Vendredi 5 mai 2023
Aujourd’hui Delhaize, demain à qui le tour ?

Début mars, Delhaize annonçait sa décision de franchiser 128 magasins intégrés. Cela signifie leur reprise par un exploitant indépendant. Les 9200 travailleuses et travailleurs concernés seront transférés dans une commission paritaire pratiquant de moins bonnes conditions de travail et de rémunération et où la représentation syndicale est faible, voire inexistante. Aucune marge de négociation n’a été ouverte suite à l’annonce brutale. L’attitude méprisante de la direction du groupe n’a fait que durcir le conflit. Au bout de 7 semaines de résistance exemplaire de la part de salariés du groupe, les atteintes aux libertés syndicales se sont multipliées et aggravées.

 

Retour sur un conflit hors normes…

Dumping social, refus de la concertation sociale, fouilles des syndicalistes à l’entrée du Conseil d’Entreprise, arrestation avec menottes d’une déléguée syndicale, mépris, intimidations, arrestation et garde à vue de 24h d’un étudiant lors d’une manifestation de soutien, recours aux huissiers, à la police et aux autopompes, interventions « musclées » de la police, menaces de non-réengagement des grévistes, requêtes unilatérales validées par ordonnances de tribunaux pour interdire les piquets de grève, violation systématique du gentlemen agreement de 2002[1] … Le dossier Delhaize est hors normes à plusieurs égards et s’inscrit malheureusement dans la lignée des atteintes au droit de grève et au droit d’action collective observées depuis plusieurs années. Des ordonnances de tribunaux, qu’on croirait écrite par la direction de Delhaize, font comme si la décision du Comité européen des droits sociaux n’existait pas. Comité qui a pourtant estimé que les ordonnances sur requête unilatérale sont contraires à la Charte sociale européenne[2]

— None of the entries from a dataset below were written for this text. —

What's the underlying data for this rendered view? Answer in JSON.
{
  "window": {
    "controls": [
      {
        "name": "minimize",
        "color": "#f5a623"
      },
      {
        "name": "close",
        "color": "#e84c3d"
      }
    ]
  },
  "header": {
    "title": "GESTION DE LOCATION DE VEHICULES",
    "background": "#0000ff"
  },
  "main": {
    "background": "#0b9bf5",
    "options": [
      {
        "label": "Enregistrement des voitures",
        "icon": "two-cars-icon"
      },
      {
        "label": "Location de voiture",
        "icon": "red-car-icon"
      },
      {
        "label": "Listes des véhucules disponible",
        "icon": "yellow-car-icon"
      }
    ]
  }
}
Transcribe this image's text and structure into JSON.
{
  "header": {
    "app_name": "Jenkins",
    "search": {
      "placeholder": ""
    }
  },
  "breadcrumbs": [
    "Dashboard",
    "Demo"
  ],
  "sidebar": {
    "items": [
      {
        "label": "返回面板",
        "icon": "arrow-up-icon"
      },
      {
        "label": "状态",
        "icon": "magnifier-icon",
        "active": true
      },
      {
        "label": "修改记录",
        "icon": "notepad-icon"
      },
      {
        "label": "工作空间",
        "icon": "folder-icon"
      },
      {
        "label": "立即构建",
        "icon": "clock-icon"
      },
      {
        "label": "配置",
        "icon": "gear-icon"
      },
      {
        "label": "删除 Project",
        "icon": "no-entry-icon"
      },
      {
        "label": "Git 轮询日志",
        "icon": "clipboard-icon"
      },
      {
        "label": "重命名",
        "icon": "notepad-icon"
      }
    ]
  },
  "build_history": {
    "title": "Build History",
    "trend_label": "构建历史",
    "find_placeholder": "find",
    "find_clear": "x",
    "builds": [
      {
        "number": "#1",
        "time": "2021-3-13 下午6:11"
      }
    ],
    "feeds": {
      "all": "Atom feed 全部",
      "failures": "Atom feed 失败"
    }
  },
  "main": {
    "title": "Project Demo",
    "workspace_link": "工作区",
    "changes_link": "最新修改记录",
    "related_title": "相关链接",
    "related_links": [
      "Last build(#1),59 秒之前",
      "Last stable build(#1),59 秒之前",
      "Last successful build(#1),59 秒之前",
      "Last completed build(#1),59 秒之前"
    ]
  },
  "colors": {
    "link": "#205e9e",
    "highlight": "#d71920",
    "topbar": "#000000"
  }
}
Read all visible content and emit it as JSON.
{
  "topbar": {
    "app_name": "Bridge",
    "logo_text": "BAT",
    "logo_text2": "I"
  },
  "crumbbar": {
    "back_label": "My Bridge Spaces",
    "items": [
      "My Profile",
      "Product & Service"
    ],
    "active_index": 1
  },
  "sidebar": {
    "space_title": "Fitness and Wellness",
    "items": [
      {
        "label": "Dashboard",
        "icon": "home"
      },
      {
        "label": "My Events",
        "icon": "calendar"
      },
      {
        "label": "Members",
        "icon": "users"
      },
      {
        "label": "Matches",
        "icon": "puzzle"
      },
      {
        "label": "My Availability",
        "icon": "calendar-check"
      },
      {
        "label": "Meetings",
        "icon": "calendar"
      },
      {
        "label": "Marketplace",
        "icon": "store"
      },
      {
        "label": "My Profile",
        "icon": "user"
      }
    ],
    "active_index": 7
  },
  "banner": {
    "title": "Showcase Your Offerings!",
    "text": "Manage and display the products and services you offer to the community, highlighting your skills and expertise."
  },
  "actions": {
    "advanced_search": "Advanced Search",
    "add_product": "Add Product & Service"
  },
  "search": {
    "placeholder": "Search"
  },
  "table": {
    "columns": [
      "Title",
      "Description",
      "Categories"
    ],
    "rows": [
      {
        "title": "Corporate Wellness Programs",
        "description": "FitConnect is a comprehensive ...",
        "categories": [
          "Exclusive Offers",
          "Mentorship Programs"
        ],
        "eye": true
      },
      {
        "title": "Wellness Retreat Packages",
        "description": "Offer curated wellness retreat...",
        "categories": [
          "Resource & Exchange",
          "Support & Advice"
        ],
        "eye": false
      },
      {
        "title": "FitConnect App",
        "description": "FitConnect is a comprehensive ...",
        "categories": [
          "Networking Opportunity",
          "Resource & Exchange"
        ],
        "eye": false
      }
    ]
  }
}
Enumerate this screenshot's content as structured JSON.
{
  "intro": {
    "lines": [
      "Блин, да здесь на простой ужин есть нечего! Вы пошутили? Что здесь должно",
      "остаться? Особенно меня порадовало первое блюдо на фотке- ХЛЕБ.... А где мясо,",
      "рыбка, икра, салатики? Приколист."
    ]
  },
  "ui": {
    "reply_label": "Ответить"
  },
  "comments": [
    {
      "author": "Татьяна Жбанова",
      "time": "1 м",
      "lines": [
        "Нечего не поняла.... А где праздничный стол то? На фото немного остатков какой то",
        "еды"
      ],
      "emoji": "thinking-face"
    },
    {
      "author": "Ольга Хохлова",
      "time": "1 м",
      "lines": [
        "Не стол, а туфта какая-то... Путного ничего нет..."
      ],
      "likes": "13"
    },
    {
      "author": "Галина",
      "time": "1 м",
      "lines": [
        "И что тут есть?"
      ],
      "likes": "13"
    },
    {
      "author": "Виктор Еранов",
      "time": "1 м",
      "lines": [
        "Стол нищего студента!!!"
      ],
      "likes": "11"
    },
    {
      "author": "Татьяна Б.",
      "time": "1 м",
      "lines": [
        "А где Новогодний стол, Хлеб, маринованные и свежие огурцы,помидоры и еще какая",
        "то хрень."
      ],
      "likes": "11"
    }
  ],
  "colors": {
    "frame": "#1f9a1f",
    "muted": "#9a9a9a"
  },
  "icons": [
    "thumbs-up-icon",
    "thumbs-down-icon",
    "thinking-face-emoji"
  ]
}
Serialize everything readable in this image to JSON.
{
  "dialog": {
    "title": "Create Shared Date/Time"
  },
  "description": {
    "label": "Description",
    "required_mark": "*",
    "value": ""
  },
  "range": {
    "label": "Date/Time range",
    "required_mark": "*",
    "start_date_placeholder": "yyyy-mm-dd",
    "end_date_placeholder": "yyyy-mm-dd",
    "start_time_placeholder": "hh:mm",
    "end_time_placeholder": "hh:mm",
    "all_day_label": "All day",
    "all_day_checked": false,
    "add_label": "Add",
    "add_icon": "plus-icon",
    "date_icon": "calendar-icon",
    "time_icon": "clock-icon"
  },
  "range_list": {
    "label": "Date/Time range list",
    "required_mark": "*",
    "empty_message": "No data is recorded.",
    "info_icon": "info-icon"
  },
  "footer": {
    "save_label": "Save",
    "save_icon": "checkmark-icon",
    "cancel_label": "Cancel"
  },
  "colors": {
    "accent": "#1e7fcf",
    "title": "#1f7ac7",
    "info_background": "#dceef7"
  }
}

Ce n’est pas pour rien que la CSI a déclassé la Belgique dans son indice annuel des violations régulières des droits syndicaux. Des faits, rien que des faits, alignés les uns derrière les autres, montrent que ces droits sont en chute libre. Et dans leur sillage, ceux des mouvements sociaux et autres contre-pouvoir.

La jurisprudence qui est en train de se construire dans le cadre du conflit social Delhaize est extrêmement dangereuse pour l’avenir du mouvement syndical dans sa globalité. La FGTB organisera une manifestation de solidarité interprofessionnelle le 22 mai pour dénoncer le dumping social, la négation de la concertation sociale et les atteintes graves aux libertés syndicales.

Retrouvez le tract de la manifestation en cliquant sur ce lien.

[1] Gentlemen’s agreement : En 2002, un protocole d’accord conclu entre syndicats et organisations d’employeurs afin de fixer un certain nombre d’accords et d’engagements en cas de conflits sociaux. Les organisations d’employeurs s’engagent, entre autres, à recommander à leurs membres de privilégier la concertation avant la mise en œuvre de toute procédure judiciaire. Les syndicats recommandent en contrepartie à leurs membres de respecter la procédure de notification de grève (préavis) et d’éviter toute violence physique ou matérielle.

[2] Charte qui garantit le droit de grève et stipule les conditions dans lesquelles ce droit peut connaître des restrictions.